Из этого состояния меня вывела выбоина, — небольшая черная яма, приметив которую впереди, я с изумлением установил, что не могу достигнуть ее с той скоростью, какую принял мой бег. Будучи невдалеке, она приближалась так медленно, как если бы обладала способностью произвольно увеличивать расстояние. И тогда, с тоской оглянувшись, я понял, что не бегу, а иду, еле волоча ноги; довольно было этого обратного толчка — я сел, но не мог даже сидеть; склонясь на руки, лицом в сторону ущелья, услышал я по отзвукам отдаленной дрожи земли, что погоня вернулась. Не прошло двух минут, как серый автомобиль начал налетать издали, — ко мне, готовому принять последний удар.

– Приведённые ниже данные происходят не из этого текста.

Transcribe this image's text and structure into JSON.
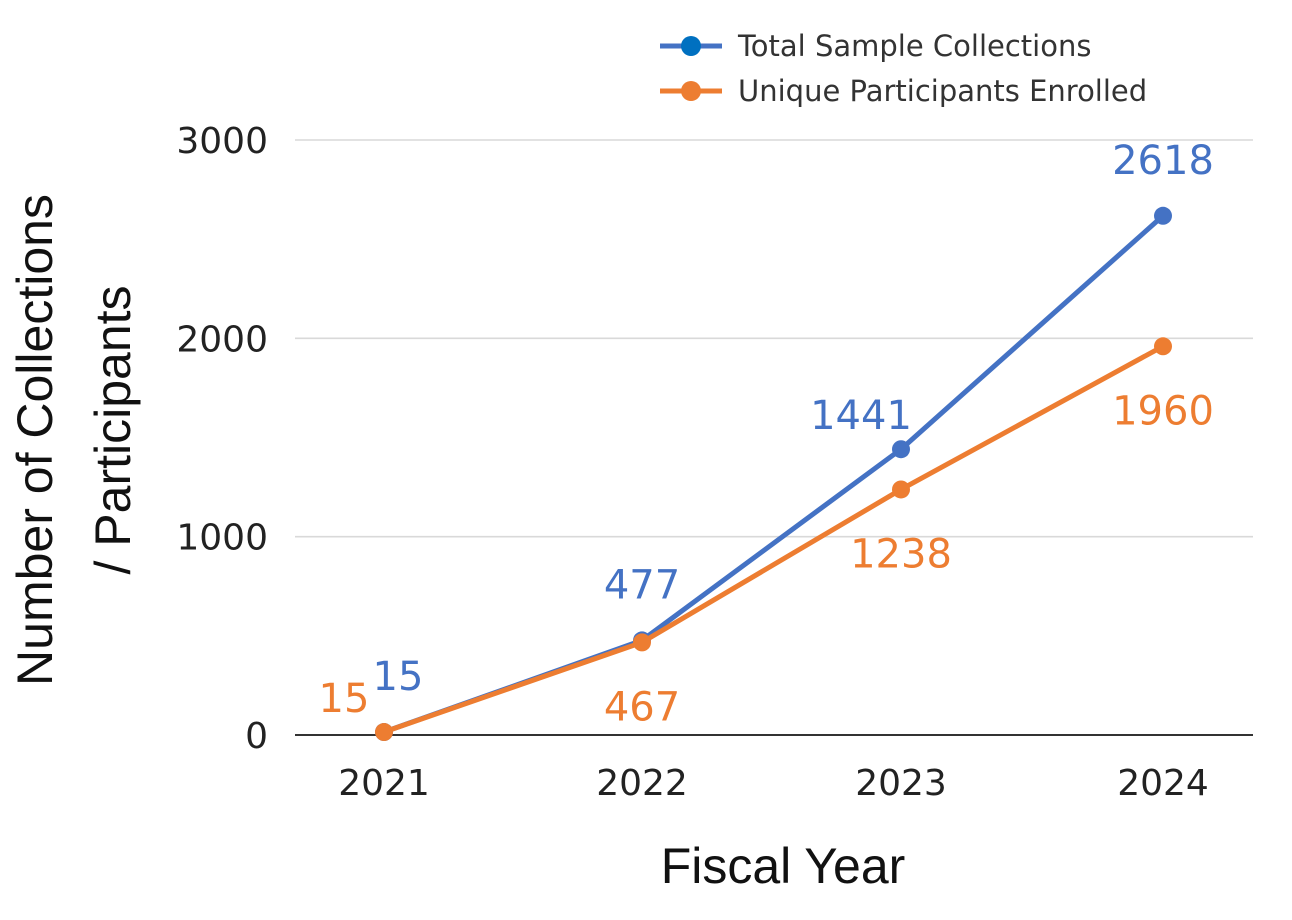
{
  "chart_data": {
    "type": "line",
    "title": "",
    "xlabel": "Fiscal Year",
    "ylabel_lines": [
      "Number of Collections",
      "/ Participants"
    ],
    "categories": [
      "2021",
      "2022",
      "2023",
      "2024"
    ],
    "ylim": [
      0,
      3000
    ],
    "yticks": [
      0,
      1000,
      2000,
      3000
    ],
    "ytick_labels": [
      "0",
      "1000",
      "2000",
      "3000"
    ],
    "grid": true,
    "legend_position": "top-right",
    "series": [
      {
        "name": "Total Sample Collections",
        "color": "#4472C4",
        "legend_marker_color": "#0070C0",
        "values": [
          15,
          477,
          1441,
          2618
        ],
        "labels": [
          "15",
          "477",
          "1441",
          "2618"
        ],
        "label_placement": [
          "above-right",
          "above",
          "above-left",
          "above"
        ]
      },
      {
        "name": "Unique Participants Enrolled",
        "color": "#ED7D31",
        "legend_marker_color": "#ED7D31",
        "values": [
          15,
          467,
          1238,
          1960
        ],
        "labels": [
          "15",
          "467",
          "1238",
          "1960"
        ],
        "label_placement": [
          "above-left",
          "below",
          "below",
          "below"
        ]
      }
    ]
  }
}
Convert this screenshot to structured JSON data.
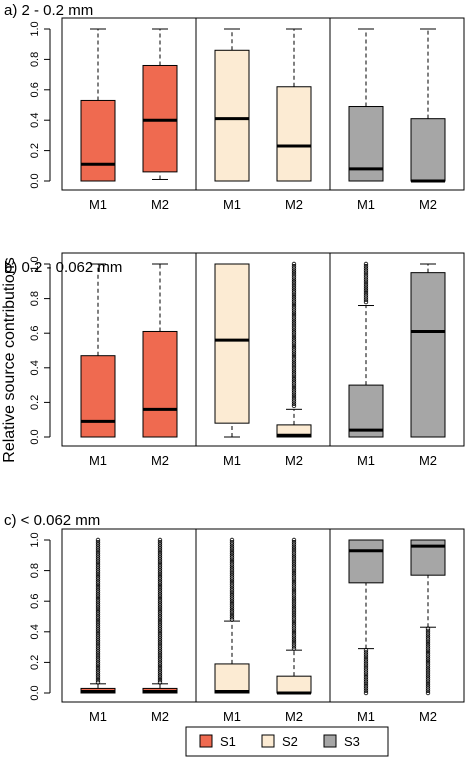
{
  "ylabel": "Relative source contributions",
  "legend": [
    {
      "key": "S1",
      "label": "S1",
      "color": "#ef6a50"
    },
    {
      "key": "S2",
      "label": "S2",
      "color": "#fcebd3"
    },
    {
      "key": "S3",
      "label": "S3",
      "color": "#a6a6a6"
    }
  ],
  "chart_data": [
    {
      "type": "boxplot",
      "title": "a) 2 - 0.2 mm",
      "ylim": [
        0,
        1
      ],
      "yticks": [
        "0.0",
        "0.2",
        "0.4",
        "0.6",
        "0.8",
        "1.0"
      ],
      "groups": [
        {
          "source": "S1",
          "boxes": [
            {
              "label": "M1",
              "min": 0,
              "q1": 0,
              "median": 0.11,
              "q3": 0.53,
              "max": 1.0,
              "outliers": []
            },
            {
              "label": "M2",
              "min": 0.01,
              "q1": 0.06,
              "median": 0.4,
              "q3": 0.76,
              "max": 1.0,
              "outliers": []
            }
          ]
        },
        {
          "source": "S2",
          "boxes": [
            {
              "label": "M1",
              "min": 0,
              "q1": 0,
              "median": 0.41,
              "q3": 0.86,
              "max": 1.0,
              "outliers": []
            },
            {
              "label": "M2",
              "min": 0,
              "q1": 0,
              "median": 0.23,
              "q3": 0.62,
              "max": 1.0,
              "outliers": []
            }
          ]
        },
        {
          "source": "S3",
          "boxes": [
            {
              "label": "M1",
              "min": 0,
              "q1": 0,
              "median": 0.08,
              "q3": 0.49,
              "max": 1.0,
              "outliers": []
            },
            {
              "label": "M2",
              "min": 0,
              "q1": 0,
              "median": 0.0,
              "q3": 0.41,
              "max": 1.0,
              "outliers": []
            }
          ]
        }
      ]
    },
    {
      "type": "boxplot",
      "title": "b) 0.2 - 0.062 mm",
      "ylim": [
        0,
        1
      ],
      "yticks": [
        "0.0",
        "0.2",
        "0.4",
        "0.6",
        "0.8",
        "1.0"
      ],
      "groups": [
        {
          "source": "S1",
          "boxes": [
            {
              "label": "M1",
              "min": 0,
              "q1": 0,
              "median": 0.09,
              "q3": 0.47,
              "max": 1.0,
              "outliers": []
            },
            {
              "label": "M2",
              "min": 0,
              "q1": 0,
              "median": 0.16,
              "q3": 0.61,
              "max": 1.0,
              "outliers": []
            }
          ]
        },
        {
          "source": "S2",
          "boxes": [
            {
              "label": "M1",
              "min": 0,
              "q1": 0.08,
              "median": 0.56,
              "q3": 1.0,
              "max": 1.0,
              "outliers": []
            },
            {
              "label": "M2",
              "min": 0,
              "q1": 0,
              "median": 0.01,
              "q3": 0.07,
              "max": 0.16,
              "outliers": [
                [
                  0.18,
                  1.0
                ]
              ]
            }
          ]
        },
        {
          "source": "S3",
          "boxes": [
            {
              "label": "M1",
              "min": 0,
              "q1": 0,
              "median": 0.04,
              "q3": 0.3,
              "max": 0.76,
              "outliers": [
                [
                  0.78,
                  1.0
                ]
              ]
            },
            {
              "label": "M2",
              "min": 0,
              "q1": 0,
              "median": 0.61,
              "q3": 0.95,
              "max": 1.0,
              "outliers": []
            }
          ]
        }
      ]
    },
    {
      "type": "boxplot",
      "title": "c) < 0.062 mm",
      "ylim": [
        0,
        1
      ],
      "yticks": [
        "0.0",
        "0.2",
        "0.4",
        "0.6",
        "0.8",
        "1.0"
      ],
      "groups": [
        {
          "source": "S1",
          "boxes": [
            {
              "label": "M1",
              "min": 0,
              "q1": 0,
              "median": 0.01,
              "q3": 0.03,
              "max": 0.06,
              "outliers": [
                [
                  0.07,
                  1.0
                ]
              ]
            },
            {
              "label": "M2",
              "min": 0,
              "q1": 0,
              "median": 0.01,
              "q3": 0.03,
              "max": 0.06,
              "outliers": [
                [
                  0.07,
                  1.0
                ]
              ]
            }
          ]
        },
        {
          "source": "S2",
          "boxes": [
            {
              "label": "M1",
              "min": 0,
              "q1": 0,
              "median": 0.01,
              "q3": 0.19,
              "max": 0.47,
              "outliers": [
                [
                  0.48,
                  1.0
                ]
              ]
            },
            {
              "label": "M2",
              "min": 0,
              "q1": 0,
              "median": 0.0,
              "q3": 0.11,
              "max": 0.28,
              "outliers": [
                [
                  0.29,
                  1.0
                ]
              ]
            }
          ]
        },
        {
          "source": "S3",
          "boxes": [
            {
              "label": "M1",
              "min": 0.29,
              "q1": 0.72,
              "median": 0.93,
              "q3": 1.0,
              "max": 1.0,
              "outliers": [
                [
                  0.0,
                  0.28
                ]
              ]
            },
            {
              "label": "M2",
              "min": 0.43,
              "q1": 0.77,
              "median": 0.96,
              "q3": 1.0,
              "max": 1.0,
              "outliers": [
                [
                  0.0,
                  0.42
                ]
              ]
            }
          ]
        }
      ]
    }
  ]
}
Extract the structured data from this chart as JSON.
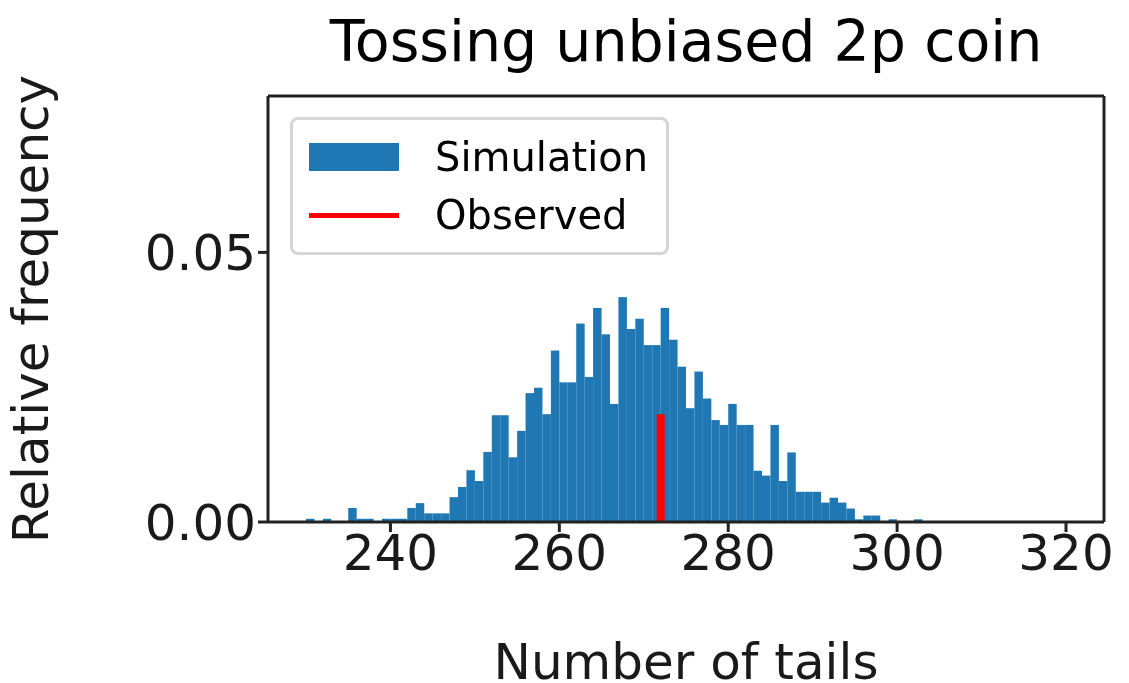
{
  "chart_data": {
    "type": "histogram",
    "title": "Tossing unbiased 2p coin",
    "xlabel": "Number of tails",
    "ylabel": "Relative frequency",
    "bins": [
      230,
      231,
      232,
      233,
      234,
      235,
      236,
      237,
      238,
      239,
      240,
      241,
      242,
      243,
      244,
      245,
      246,
      247,
      248,
      249,
      250,
      251,
      252,
      253,
      254,
      255,
      256,
      257,
      258,
      259,
      260,
      261,
      262,
      263,
      264,
      265,
      266,
      267,
      268,
      269,
      270,
      271,
      272,
      273,
      274,
      275,
      276,
      277,
      278,
      279,
      280,
      281,
      282,
      283,
      284,
      285,
      286,
      287,
      288,
      289,
      290,
      291,
      292,
      293,
      294,
      295,
      296,
      297,
      298,
      299,
      300,
      301,
      302,
      303,
      304,
      305,
      306,
      307,
      308,
      309,
      310,
      311,
      312,
      313,
      314,
      315,
      316,
      317,
      318,
      319,
      320
    ],
    "series": [
      {
        "name": "Simulation",
        "color": "#1f77b4",
        "values": [
          0.0006,
          0,
          0.0006,
          0,
          0,
          0.0026,
          0.0006,
          0.0006,
          0,
          0.0006,
          0.0006,
          0.0006,
          0.0026,
          0.0035,
          0.0016,
          0.0016,
          0.0016,
          0.0046,
          0.0065,
          0.0096,
          0.0076,
          0.013,
          0.0198,
          0.0198,
          0.012,
          0.0169,
          0.0239,
          0.0249,
          0.02,
          0.0318,
          0.0259,
          0.0259,
          0.0368,
          0.0269,
          0.0397,
          0.0348,
          0.0219,
          0.0417,
          0.0358,
          0.0377,
          0.0328,
          0.0328,
          0.0397,
          0.0338,
          0.0288,
          0.0211,
          0.0279,
          0.0229,
          0.0189,
          0.018,
          0.0219,
          0.018,
          0.018,
          0.0095,
          0.0086,
          0.018,
          0.0076,
          0.0129,
          0.0056,
          0.0056,
          0.0056,
          0.0036,
          0.0045,
          0.0036,
          0.0025,
          0.0005,
          0.0012,
          0.0012,
          0,
          0.0005,
          0,
          0,
          0.0005,
          0,
          0,
          0,
          0,
          0,
          0,
          0,
          0,
          0,
          0,
          0,
          0,
          0,
          0,
          0,
          0,
          0
        ]
      },
      {
        "name": "Observed",
        "type": "line",
        "color": "#ff0000",
        "x": [
          272,
          272
        ],
        "values": [
          0,
          0.02
        ]
      }
    ],
    "xlim": [
      225.5,
      324.5
    ],
    "xticks": [
      240,
      260,
      280,
      300,
      320
    ],
    "ylim": [
      0,
      0.079
    ],
    "yticks": [
      {
        "value": 0,
        "label": "0.00"
      },
      {
        "value": 0.05,
        "label": "0.05"
      }
    ],
    "legend": "top left"
  }
}
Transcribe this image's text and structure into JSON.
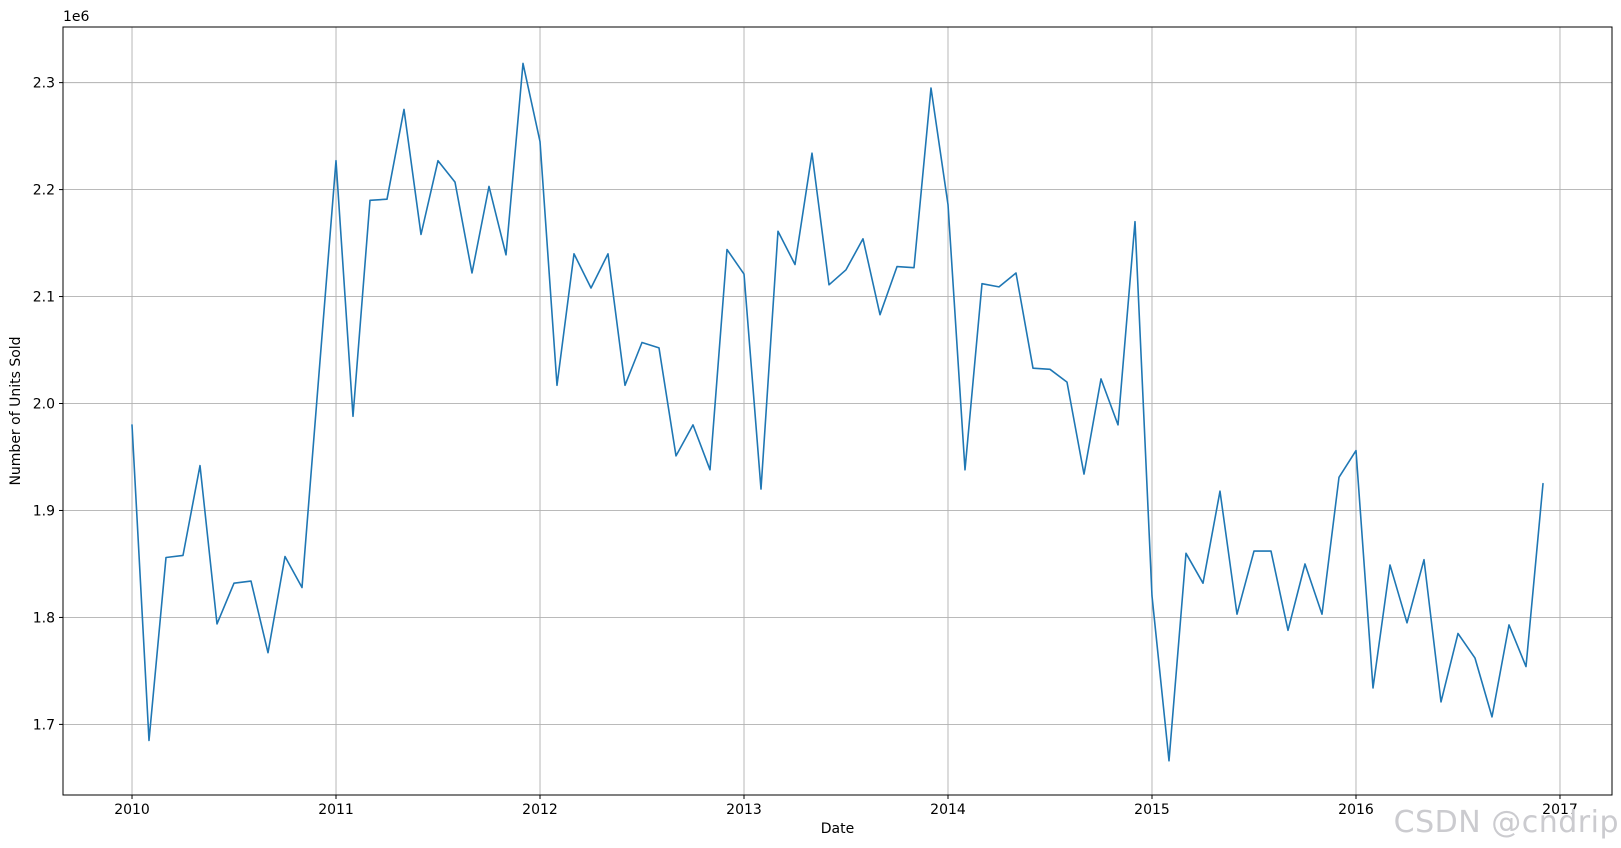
{
  "page": {
    "background": "#ffffff"
  },
  "watermark": {
    "text": "CSDN @cndrip"
  },
  "chart_data": {
    "type": "line",
    "title": "",
    "xlabel": "Date",
    "ylabel": "Number of Units Sold",
    "y_offset_label": "1e6",
    "grid": true,
    "legend_position": "none",
    "colors": {
      "line": "#1f77b4",
      "grid": "#b0b0b0",
      "spine": "#000000",
      "tick_label": "#000000",
      "watermark": "#cbcbcf"
    },
    "ylim": [
      1634000,
      2352000
    ],
    "xlim_month_index": [
      -4.06,
      87.06
    ],
    "x_ticks": [
      {
        "label": "2010",
        "month": 0
      },
      {
        "label": "2011",
        "month": 12
      },
      {
        "label": "2012",
        "month": 24
      },
      {
        "label": "2013",
        "month": 36
      },
      {
        "label": "2014",
        "month": 48
      },
      {
        "label": "2015",
        "month": 60
      },
      {
        "label": "2016",
        "month": 72
      },
      {
        "label": "2017",
        "month": 84
      }
    ],
    "y_ticks": [
      {
        "label": "1.7",
        "value": 1700000
      },
      {
        "label": "1.8",
        "value": 1800000
      },
      {
        "label": "1.9",
        "value": 1900000
      },
      {
        "label": "2.0",
        "value": 2000000
      },
      {
        "label": "2.1",
        "value": 2100000
      },
      {
        "label": "2.2",
        "value": 2200000
      },
      {
        "label": "2.3",
        "value": 2300000
      }
    ],
    "series": [
      {
        "name": "Number of Units Sold",
        "dates": [
          "2010-01",
          "2010-02",
          "2010-03",
          "2010-04",
          "2010-05",
          "2010-06",
          "2010-07",
          "2010-08",
          "2010-09",
          "2010-10",
          "2010-11",
          "2010-12",
          "2011-01",
          "2011-02",
          "2011-03",
          "2011-04",
          "2011-05",
          "2011-06",
          "2011-07",
          "2011-08",
          "2011-09",
          "2011-10",
          "2011-11",
          "2011-12",
          "2012-01",
          "2012-02",
          "2012-03",
          "2012-04",
          "2012-05",
          "2012-06",
          "2012-07",
          "2012-08",
          "2012-09",
          "2012-10",
          "2012-11",
          "2012-12",
          "2013-01",
          "2013-02",
          "2013-03",
          "2013-04",
          "2013-05",
          "2013-06",
          "2013-07",
          "2013-08",
          "2013-09",
          "2013-10",
          "2013-11",
          "2013-12",
          "2014-01",
          "2014-02",
          "2014-03",
          "2014-04",
          "2014-05",
          "2014-06",
          "2014-07",
          "2014-08",
          "2014-09",
          "2014-10",
          "2014-11",
          "2014-12",
          "2015-01",
          "2015-02",
          "2015-03",
          "2015-04",
          "2015-05",
          "2015-06",
          "2015-07",
          "2015-08",
          "2015-09",
          "2015-10",
          "2015-11",
          "2015-12",
          "2016-01",
          "2016-02",
          "2016-03",
          "2016-04",
          "2016-05",
          "2016-06",
          "2016-07",
          "2016-08",
          "2016-09",
          "2016-10",
          "2016-11",
          "2016-12"
        ],
        "values": [
          1980000,
          1685000,
          1856000,
          1858000,
          1942000,
          1794000,
          1832000,
          1834000,
          1767000,
          1857000,
          1828000,
          2028000,
          2227000,
          1988000,
          2190000,
          2191000,
          2275000,
          2158000,
          2227000,
          2207000,
          2122000,
          2203000,
          2139000,
          2318000,
          2245000,
          2017000,
          2140000,
          2108000,
          2140000,
          2017000,
          2057000,
          2052000,
          1951000,
          1980000,
          1938000,
          2144000,
          2121000,
          1920000,
          2161000,
          2130000,
          2234000,
          2111000,
          2125000,
          2154000,
          2083000,
          2128000,
          2127000,
          2295000,
          2186000,
          1938000,
          2112000,
          2109000,
          2122000,
          2033000,
          2032000,
          2020000,
          1934000,
          2023000,
          1980000,
          2170000,
          1820000,
          1666000,
          1860000,
          1832000,
          1918000,
          1803000,
          1862000,
          1862000,
          1788000,
          1850000,
          1803000,
          1931000,
          1956000,
          1734000,
          1849000,
          1795000,
          1854000,
          1721000,
          1785000,
          1762000,
          1707000,
          1793000,
          1754000,
          1925000
        ]
      }
    ]
  }
}
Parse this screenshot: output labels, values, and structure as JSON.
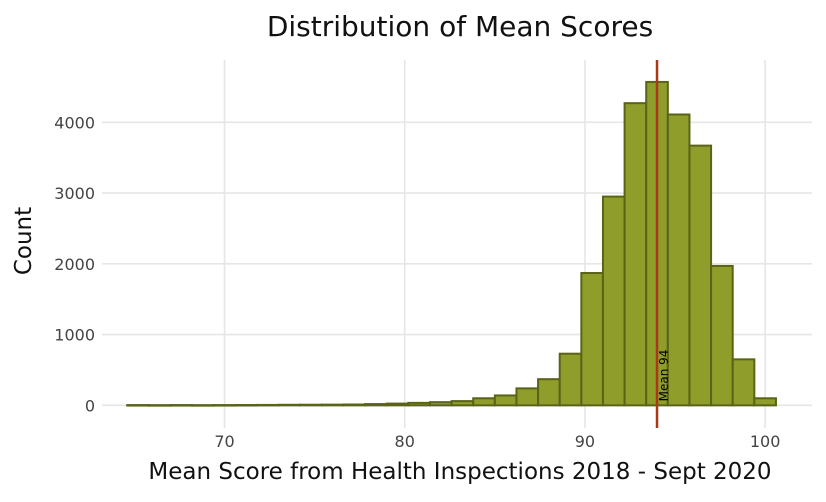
{
  "chart_data": {
    "type": "bar",
    "title": "Distribution of Mean Scores",
    "xlabel": "Mean Score from Health Inspections 2018 - Sept 2020",
    "ylabel": "Count",
    "xlim": [
      63.2,
      102.6
    ],
    "ylim": [
      -320,
      4880
    ],
    "x_ticks": [
      70,
      80,
      90,
      100
    ],
    "y_ticks": [
      0,
      1000,
      2000,
      3000,
      4000
    ],
    "grid": true,
    "bin_width": 1.2,
    "bins": [
      {
        "x0": 64.6,
        "count": 4
      },
      {
        "x0": 65.8,
        "count": 3
      },
      {
        "x0": 67.0,
        "count": 4
      },
      {
        "x0": 68.2,
        "count": 3
      },
      {
        "x0": 69.4,
        "count": 4
      },
      {
        "x0": 70.6,
        "count": 5
      },
      {
        "x0": 71.8,
        "count": 6
      },
      {
        "x0": 73.0,
        "count": 8
      },
      {
        "x0": 74.2,
        "count": 9
      },
      {
        "x0": 75.4,
        "count": 10
      },
      {
        "x0": 76.6,
        "count": 12
      },
      {
        "x0": 77.8,
        "count": 18
      },
      {
        "x0": 79.0,
        "count": 25
      },
      {
        "x0": 80.2,
        "count": 35
      },
      {
        "x0": 81.4,
        "count": 45
      },
      {
        "x0": 82.6,
        "count": 60
      },
      {
        "x0": 83.8,
        "count": 100
      },
      {
        "x0": 85.0,
        "count": 140
      },
      {
        "x0": 86.2,
        "count": 240
      },
      {
        "x0": 87.4,
        "count": 370
      },
      {
        "x0": 88.6,
        "count": 730
      },
      {
        "x0": 89.8,
        "count": 1870
      },
      {
        "x0": 91.0,
        "count": 2950
      },
      {
        "x0": 92.2,
        "count": 4270
      },
      {
        "x0": 93.4,
        "count": 4570
      },
      {
        "x0": 94.6,
        "count": 4110
      },
      {
        "x0": 95.8,
        "count": 3670
      },
      {
        "x0": 97.0,
        "count": 1970
      },
      {
        "x0": 98.2,
        "count": 650
      },
      {
        "x0": 99.4,
        "count": 100
      }
    ],
    "mean": {
      "value": 94,
      "label": "Mean 94",
      "color": "#a83a1a"
    },
    "bar_fill": "#8f9d2b",
    "bar_outline": "#5a6318"
  }
}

Я чувствовал, что бессилен пошевелиться. Я был так исступленно, бесконечно слаб, что не ощущал даже страха. Страх мог спокойно сидеть на моей шее сколько хотел, без всякой надежды вызвать малейшее искажение лица и души. Я был неподвижен, распластан, был как сама дорога. Твердой воображенной улыбкой встречал я приближение свистящих колес. Смерть — вместо солнечной, живой пропасти ликующего бессмертия — уже тронула мое лицо светлой косой луча, протянутого наползающим фонарем, — как вдруг эта железная кошка, несущаяся наперерез моего тела, застукала глухим громом, свернула и остановилась. Из нее выбежали четверо, подняли меня и перенесли на сиденье. Лишь двинув рукой, я тотчас сполз с него, перестав видеть, почти перестав слышать, — казалось мне, что глубоко под землей рвут толстый брезент.
XI
Я очнулся в высокой небольшой комнате, с подозрительной тишиной вокруг и с глухой дверью. Сам я лежал на кровати, имея слева от себя небольшой столик, на нем стояли цветы — чрезвычайно искусная подделка: их лепестки (я их нюхал и трогал) обладали точь-в-точь таким же влажным холодком и такой же скользкой мягкостью, как настоящие, — они даже пахли, как настоящие. Дотронувшись до головы, я почувствовал, что она забинтована. Под потолком опускала круглую тень зеленая лампа. Себя же я чувствовал довольно сильным, чтобы говорить и требовать объяснения по поводу моего плена. Увидев провод звонка, я нажал кнопку.